Pour qui redoute un démantèlement de l’Etat-providence, Bolkestein et Fontagné sont de vieilles connaissances. Maintenant, il va falloir se familiariser avec les LDI et les GOPE. En effet, critiquent les syndicats, le volet „emploi“ est le parent pauvre des Lignes directrices proposées par la Commission européenne pour la période 2005- 2008. Les LDI sont un nouvel outil de la politique économique européenne, décidé suite au constat d’échec de la stratégie de Lisbonne. Afin de recentrer celle-ci autour de la croissance et de l’emploi, les institutions européennes et les gouvernements nationaux vont se mettre d’accord sur des lignes directrices. Les LDI regroupent les différentes dimensions économiques de la politique européenne: macroéconomique et microéconomique (GOPE) ainsi que l’emploi. Aux yeux des syndicats, intégrer ces dimension qui jusqu’ici étaient couvertes par des processus distincts est une bonne chose. Mais ils constatent „un déséquilibre entre les fortes orientations de la politique économique et les lignes directrices de l’emploi, celles-ci étant d’ailleurs assurément conditionnées par les premières“.

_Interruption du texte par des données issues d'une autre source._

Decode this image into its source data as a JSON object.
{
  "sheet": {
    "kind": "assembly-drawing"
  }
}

„Plutôt que de tirer les leçons de l’échec de Lisbonne, on applique les vieilles recettes“, constate Jean-Claude Reding. Les syndicats reprochent aux LDI de se focaliser sur la modération salariale et la lutte contre l’inflation plutôt que de relancer la consommation. En voulant „adapter“ le marché du travail aux exigences des dogmes libéraux, elles renforcent les appréhensions des populations à l’égard de la construction européenne.

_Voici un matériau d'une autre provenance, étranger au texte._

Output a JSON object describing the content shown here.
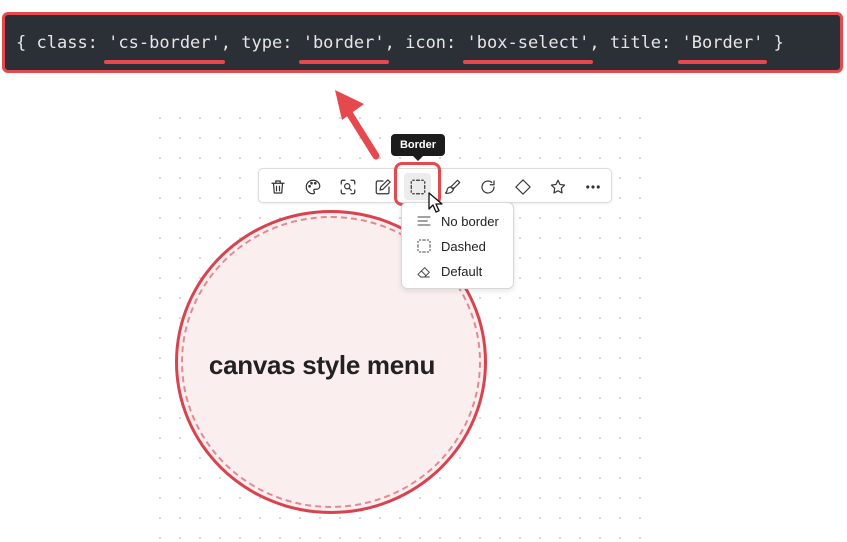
{
  "code_snippet": {
    "open_brace": "{",
    "key_class": "class:",
    "val_class": "'cs-border'",
    "sep1": ",",
    "key_type": "type:",
    "val_type": "'border'",
    "sep2": ",",
    "key_icon": "icon:",
    "val_icon": "'box-select'",
    "sep3": ",",
    "key_title": "title:",
    "val_title": "'Border'",
    "close_brace": "}"
  },
  "canvas": {
    "node_label": "canvas style menu"
  },
  "toolbar": {
    "buttons": [
      {
        "icon": "trash-icon"
      },
      {
        "icon": "palette-icon"
      },
      {
        "icon": "zoom-to-selection-icon"
      },
      {
        "icon": "edit-icon"
      },
      {
        "icon": "box-select-icon",
        "active": true
      },
      {
        "icon": "brush-icon"
      },
      {
        "icon": "rotate-icon"
      },
      {
        "icon": "diamond-icon"
      },
      {
        "icon": "star-icon"
      },
      {
        "icon": "more-icon"
      }
    ],
    "tooltip": "Border"
  },
  "border_menu": {
    "items": [
      {
        "label": "No border",
        "icon": "lines-icon"
      },
      {
        "label": "Dashed",
        "icon": "box-select-icon"
      },
      {
        "label": "Default",
        "icon": "eraser-icon"
      }
    ]
  },
  "colors": {
    "accent_red": "#e5484d",
    "code_bg": "#2b2f36",
    "node_fill": "#fbeeee",
    "node_border": "#d7434f"
  }
}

Un point a particulièrement irrité les syndicats: les solutions proposées aux problèmes de financement des retraites. Les Lignes directrices appellent à décourager la retraite anticipée et à introduire un système par capitalisation. „Nous voulons conserver le système de retraite par répartition, qui fait partie du modèle social européen“, dit Jean-Claude Reding. C’est un des points où il y a eu désaccord au sein du Conseil économique et social. Ce dernier vient d’ailleurs également de rendre son avis sur les LDI. Pour une fois, cet avis n’a pas été adopté à l’unanimité, mais contre les voix des représentants syndicaux.

Modèle à sauvegarder

Un plan national transposant les LDI doit être remis à l’automne par chaque Etat membre. Les syndicats semblent décidés à empêcher un démantèlement social qui serait présenté aux citoyen-ne-s comme imposé „par Bruxelles“. Mais leurs argumentations ne sont pas exemptes de faiblesses. Ainsi Robert Weber, président du LCGB, a le mérite d’avoir dénoncé – en termes crus – la qualité de notre système scolaire. Mais il est inconséquent quand il reproche aux patrons d’embaucher des frontaliers plutôt que des résidents, alors que les patrons seraient fous de préférer les candidats mal qualifiés.

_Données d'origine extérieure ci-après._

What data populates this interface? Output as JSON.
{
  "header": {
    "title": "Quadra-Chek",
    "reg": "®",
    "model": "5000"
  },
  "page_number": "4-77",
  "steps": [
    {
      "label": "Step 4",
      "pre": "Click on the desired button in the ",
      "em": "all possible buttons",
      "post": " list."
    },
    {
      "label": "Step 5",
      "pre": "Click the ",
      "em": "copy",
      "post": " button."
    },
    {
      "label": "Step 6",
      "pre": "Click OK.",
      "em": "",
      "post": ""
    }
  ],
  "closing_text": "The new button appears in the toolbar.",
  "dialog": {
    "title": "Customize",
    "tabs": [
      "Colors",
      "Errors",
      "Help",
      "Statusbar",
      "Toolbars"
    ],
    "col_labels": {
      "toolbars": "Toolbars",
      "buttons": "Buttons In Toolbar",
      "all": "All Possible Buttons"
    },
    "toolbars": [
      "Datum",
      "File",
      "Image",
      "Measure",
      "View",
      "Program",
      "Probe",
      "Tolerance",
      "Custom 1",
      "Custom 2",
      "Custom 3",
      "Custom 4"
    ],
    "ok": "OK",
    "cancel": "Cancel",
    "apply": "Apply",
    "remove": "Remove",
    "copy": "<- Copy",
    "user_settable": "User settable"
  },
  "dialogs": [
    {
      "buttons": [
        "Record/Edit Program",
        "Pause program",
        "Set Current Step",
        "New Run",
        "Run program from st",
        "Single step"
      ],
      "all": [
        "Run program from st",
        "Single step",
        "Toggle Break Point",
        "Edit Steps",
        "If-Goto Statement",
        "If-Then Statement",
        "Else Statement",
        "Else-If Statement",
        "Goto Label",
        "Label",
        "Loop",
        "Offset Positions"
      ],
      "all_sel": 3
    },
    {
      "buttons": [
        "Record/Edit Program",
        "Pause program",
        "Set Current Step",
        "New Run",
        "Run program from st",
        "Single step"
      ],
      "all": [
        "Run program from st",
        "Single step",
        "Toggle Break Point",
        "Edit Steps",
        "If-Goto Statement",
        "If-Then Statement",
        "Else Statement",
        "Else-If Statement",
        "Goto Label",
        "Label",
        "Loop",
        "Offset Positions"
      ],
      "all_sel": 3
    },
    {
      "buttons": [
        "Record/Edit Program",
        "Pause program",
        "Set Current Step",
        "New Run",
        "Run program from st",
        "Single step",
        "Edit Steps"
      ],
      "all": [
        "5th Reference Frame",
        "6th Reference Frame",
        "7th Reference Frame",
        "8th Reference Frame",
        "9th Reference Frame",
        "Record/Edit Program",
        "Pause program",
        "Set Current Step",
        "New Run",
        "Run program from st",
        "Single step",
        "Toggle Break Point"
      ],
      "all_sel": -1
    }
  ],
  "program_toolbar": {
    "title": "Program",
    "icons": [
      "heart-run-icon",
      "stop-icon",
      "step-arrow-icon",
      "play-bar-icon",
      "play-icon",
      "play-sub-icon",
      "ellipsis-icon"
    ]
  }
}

Par ailleurs, les propositions des syndicats en matière d’emplois se limitent à la relance par une hausse de salaires et à des investissements massifs dans la formation. Pas un mot sur les choix fondamentaux en matière de création d’emplois dans le secteur des services. En effet, les services à la personne comme la garde d’enfants et l’aide à domicile constituent un secteur en plein essor et potentiellement „riche en emplois“. Pour organiser ce secteur, on a le choix entre la logique de marché, comme aux Etats-Unis, avec les inégalités sociales qui en découlent, et la logique publique, comme dans les pays scandinaves. On a aussi le choix entre une main d’oeuvre correctement formée et payée, et une main d’oeuvre en partie recrutée dans le cadre des mesures pour l’emploi, comme c’est le cas au Luxembourg. Cette pratique ne va certainement pas dans le sens de la qualité et de la sécurité de l’emploi réclamées par les syndicats. Mais elle permet de réduire le chômage apparent et de sauver la face du modèle luxembourgeois pour quelques années encore.